Derrière cette ubérisation de la psychologie, Céline voit un désengagement de l'Etat. Au moment où les consultations psy ont augmenté de 30% en France. "L'Etat est bien conscient du problème. Le Covid a laissé des traces, ébranlé les structures de soins et les psychismes mais il ne peut pas y faire face. A force de désosser la psychiatrie depuis 20 ans... Du coup, comme il ne souhaite pas investir dans le public, dans les structures de jour déjà saturées, pas plus maintenant qu'avant, l'Etat se dédouane sur le privé, sur les cabinets libéraux. Tout cela n'a aucun sens."

Dans les CMPP, Centres médicaux psycho-pédagogiques, gratuits, service public par excellence, le délai moyen pour un rendez-vous est de six mois.

 

Un bon soldat

 

Toute cette rationalisation structurelle, économique, galopante trouve un écho particulier dans l'arrêté promulgué le 10 mars par le ministère des Solidarités et de la Santé.

Ce dernier stipule que, dans le champ de la prise en charge des troubles comme l'autisme, la prise en charge doit être spécifique et unique, balayant le recours à des approches pluridisciplinaires, adpatées. L'Etat prescrit. La Haute Autorité de santé oblige.

"En gros, cela signifie que les neurosciences qui ne sont qu'un aspect de notre profession sont les seules reconnues pour non pas guérir mais accompagner les troubles neuro-développementaux. On liquide les psychothérapies de la parole, éducatives. On liquide nos savoir-faire. Moi franchement, je vous avoue ça me fait peur. C'est grave."

Si Céline tremble c'est qu'elle sait lire entre les lignes. Derrière le triomphe des neurosciences, s'esquisse la défaite de la pensée brute, libre.  "Nous avons peur que cet arrêté fasse tâche d'huile, que les neurosciences emportent tout. Tout c'est nous, c'est moi, c'est le patient. Le sujet. Si on ne pense l'homme que comme un amas de neurones, un cerveau reconditionnable, on en fait un objet, une machine.

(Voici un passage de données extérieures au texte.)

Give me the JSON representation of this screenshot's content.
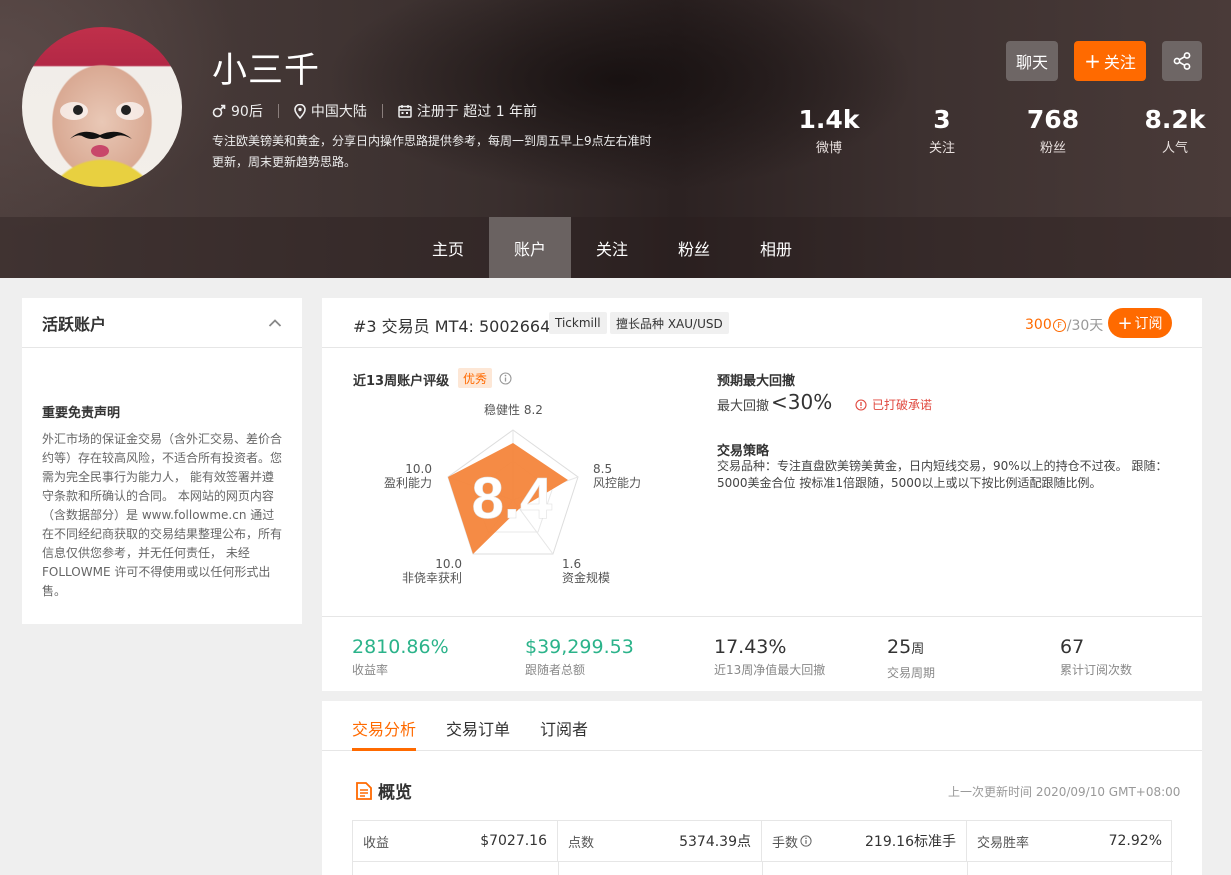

On lui apprend à être ce qu'on attend de lui et plus ce qu'il est, avec ses forces et ses faiblesses". 

Si on ne pense l'homme que comme un amas de neurones, un cerveau reconditionnable, on en fait un objet, une machine

Céline Cellier

Céline ira manifester demain. Rdv 13h30 devant l'agence régionale de santé à Strasbourg. Comme partout en France. Peut-être aussi, pour la première fois de sa carrière, se syndiquera-t-elle dans la foulée "c'est le moment ou jamais". Histoire de prendre à bras le corps cette liberté qu'elle a. De penser. Parfois de travers. Parfois contre.